Another big UK hip hop/grime release with massive crossover potential drops this week, and, for once, it should prove to be a big seller. Let us get geeky over the charts for a moment. First up this year was N-Dubz, with a solid enough debut jam-packed with all their successful hits. It just missed out on a Top 10 spot, but sold incrementally and consistently over a sustained period of time, which equals success – and they have certainly set themselves up nicely for their sophomore effort. In September, Dizzee Rascal – who has already charted Top 10 album releases – will put out “Tongue’n’Cheek,” bolstered by two number one singles (plus another song out next week that will probably hit the top spot). Dizzee’s album will rule the charts, no doubt. In between them lies an interesting effort from Tinchy Stryder who, by the end of this year, is sure to have had four songs in the Top 3. Initial sales of “Catch 22” seem promising for a Top 10 entry, and that is good enough.

Now that statistical data analysis section is over, let’s focus on the actual album. The 22 year old Londoner – ahhh I get it now, “Catch 22” (plus, you know, it’s a book) – has an overly long album with a bunch of radio friendly hits and a few street records. In fact, to call this hip hop or grime is almost completely inaccurate: this is more like pop-dance with a bit of inoffensive rapping over it. As a lyricist, Tinchy is somewhat lightweight, but he possesses a decent flow, a good voice and a malleable personality. In fact, everything here is particularly middle of the road (in the traditional MOR sense, with an urban twist – maybe Middle Of the Street). It is a generally pleasing listen, but after a while it all seems a touch cynical.

It seems to have been directly aimed at young girls – the ones that want to dip their toe into UK grime and hip hop to look cool, but not actually go for a swim. It obviously has a few tougher songs, which in reality are barely hard enough to crack an egg. You may notice that I haven’t referred to Tinchy putting the album together himself – that is because he blatantly hasn’t. This has clearly been laced by a “team” that have analysed what makes US urban crossover music successful, and then aped the shit out of it. Who is that Timbaland guy? Yeah, yeah make a record like his. T.I. seems quite good – copy that one of his. Who can rap well to women? Whoever, fine – push the button. And that is basically how “Catch 22” has been formulated.
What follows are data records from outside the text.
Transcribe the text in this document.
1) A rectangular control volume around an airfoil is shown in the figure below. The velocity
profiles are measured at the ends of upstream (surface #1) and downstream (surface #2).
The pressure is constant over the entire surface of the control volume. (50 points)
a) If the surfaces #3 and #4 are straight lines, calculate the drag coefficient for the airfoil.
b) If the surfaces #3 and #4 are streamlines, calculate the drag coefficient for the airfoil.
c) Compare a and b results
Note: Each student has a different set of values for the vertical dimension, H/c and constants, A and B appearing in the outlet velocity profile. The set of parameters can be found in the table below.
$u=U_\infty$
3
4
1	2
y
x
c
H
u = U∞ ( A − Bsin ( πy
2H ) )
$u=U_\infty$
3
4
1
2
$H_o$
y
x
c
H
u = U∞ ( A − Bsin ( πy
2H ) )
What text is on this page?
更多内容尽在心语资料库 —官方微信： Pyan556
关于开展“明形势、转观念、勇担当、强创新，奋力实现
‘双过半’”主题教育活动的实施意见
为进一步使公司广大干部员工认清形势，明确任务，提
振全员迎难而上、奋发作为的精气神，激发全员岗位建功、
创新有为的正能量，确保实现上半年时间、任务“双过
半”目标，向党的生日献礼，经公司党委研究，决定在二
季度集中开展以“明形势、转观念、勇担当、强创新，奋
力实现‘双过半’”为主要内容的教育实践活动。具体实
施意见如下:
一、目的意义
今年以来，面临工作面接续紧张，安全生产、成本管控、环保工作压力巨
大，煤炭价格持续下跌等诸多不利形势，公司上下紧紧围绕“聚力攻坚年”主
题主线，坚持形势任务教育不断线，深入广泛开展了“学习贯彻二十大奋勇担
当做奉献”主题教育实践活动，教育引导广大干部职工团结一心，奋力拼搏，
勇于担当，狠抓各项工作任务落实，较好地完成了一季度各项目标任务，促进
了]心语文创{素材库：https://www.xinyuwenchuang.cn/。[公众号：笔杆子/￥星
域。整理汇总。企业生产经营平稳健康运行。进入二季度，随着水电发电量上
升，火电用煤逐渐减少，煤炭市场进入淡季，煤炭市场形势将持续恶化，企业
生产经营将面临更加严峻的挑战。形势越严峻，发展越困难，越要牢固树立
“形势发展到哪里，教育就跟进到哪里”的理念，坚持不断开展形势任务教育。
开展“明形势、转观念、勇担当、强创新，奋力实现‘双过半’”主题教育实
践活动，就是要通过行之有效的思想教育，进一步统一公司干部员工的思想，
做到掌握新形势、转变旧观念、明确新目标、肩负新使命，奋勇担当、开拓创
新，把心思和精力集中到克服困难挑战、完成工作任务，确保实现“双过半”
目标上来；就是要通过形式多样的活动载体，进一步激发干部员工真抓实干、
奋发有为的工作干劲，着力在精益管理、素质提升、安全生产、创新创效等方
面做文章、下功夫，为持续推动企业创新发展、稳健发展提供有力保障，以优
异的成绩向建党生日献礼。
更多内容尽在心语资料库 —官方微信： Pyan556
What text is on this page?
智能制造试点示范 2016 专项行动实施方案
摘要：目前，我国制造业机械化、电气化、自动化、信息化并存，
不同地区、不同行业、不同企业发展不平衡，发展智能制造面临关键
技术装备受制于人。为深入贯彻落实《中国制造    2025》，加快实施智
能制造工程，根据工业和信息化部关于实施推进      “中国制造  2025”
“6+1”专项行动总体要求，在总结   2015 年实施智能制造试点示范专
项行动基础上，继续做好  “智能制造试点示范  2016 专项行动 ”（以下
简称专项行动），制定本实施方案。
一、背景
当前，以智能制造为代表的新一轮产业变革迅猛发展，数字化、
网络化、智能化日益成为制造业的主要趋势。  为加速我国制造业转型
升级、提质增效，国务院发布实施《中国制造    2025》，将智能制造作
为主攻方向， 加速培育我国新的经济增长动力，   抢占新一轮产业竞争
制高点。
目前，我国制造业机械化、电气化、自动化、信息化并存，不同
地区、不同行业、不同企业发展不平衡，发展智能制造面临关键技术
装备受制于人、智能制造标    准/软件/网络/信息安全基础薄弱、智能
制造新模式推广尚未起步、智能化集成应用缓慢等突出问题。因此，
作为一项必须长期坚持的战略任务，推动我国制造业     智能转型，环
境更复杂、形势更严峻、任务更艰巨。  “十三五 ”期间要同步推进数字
Whether this is right or wrong isn’t actually that relevant – most of your favourite artists on major labels are subjected to this exact treatment. Dangle a carrot and they will make a song to start a dance craze. Promise a pot of gold at the end of the rainbow, and they will rap about money/girls/bullshit. Although this is an “autobiographical” album where most of Tinchy’s verses are all about him, you learn practically nothing of any interest about him over 18 tracks. Don’t get me wrong – songs like “Take Me Back” featuring the excellent Taio Cruz, “Number 1” featuring N-Dubz and “Stryderman” are melodic and catchy, formulaic but fun. Of course, this is his major label debut – so it has to be inoffensive yet edgy enough to turn off parents. But another prototype for the future, Chipmunk, shows up on “We Got Dem” with a nonsensical, incoherent verse. For someone so young with so much promise, he seems to be having all his interesting facets ironed out by the major label he has just signed to. Critical acclaim is an alien concept within UK urban music, only numbers talk. That is a damn shame, because this promising generation of talented artists will be blitzed into blandness.

I was initially going to recommend to all the readers around the globe to listen to “Catch 22” if you want to accurately measure what is going on in the UK commercial urban scene. But, after listening to the album a few times, I would feel a bit of national shame in doing so. You see, there is nothing wrong with going for commercial success, sales, topping the charts. It is a fantastic achievement. Yet, what isn’t acceptable to me is when a major (label) album is so lightweight and without ANY kind of meaning, reason or rhyme. These labels are trying to extinguish any kind of personality from urban music in some sort of Holy Crusade against character. Thank fuck that Dizzee is now releasing his shit on his own label now – he may be chasing the top spot, but he is doing it his own way and using TALENT like Calvin Harris or Armand van Helden to make weird/wonderful songs. DJ Ironik’s album was appallingly uninteresting MOS dross; N-Dubz come across as an amazingly independent “in-house” outfit that have risen from the slums, yet they were propelled by a major and a pre-existing lineage in the music industry; Tinchy Stryder’s LP is packed with hit singles, an admirable feat in itself. Yet there is no ambition other than to have success: no artistry or subtlety, just a big black hole. There are positives about this album, no doubt – but anything good has nothing to do with the artist himself. And that isn’t because he is young or rubbish. No, Tinchy Stryder has been surgically removed from the successful little shiny disc that bears his name, and if he ever puts just a single foot wrong, he will be chucked onto the ever-increasing scrapheap – he really is in a “Catch 22.”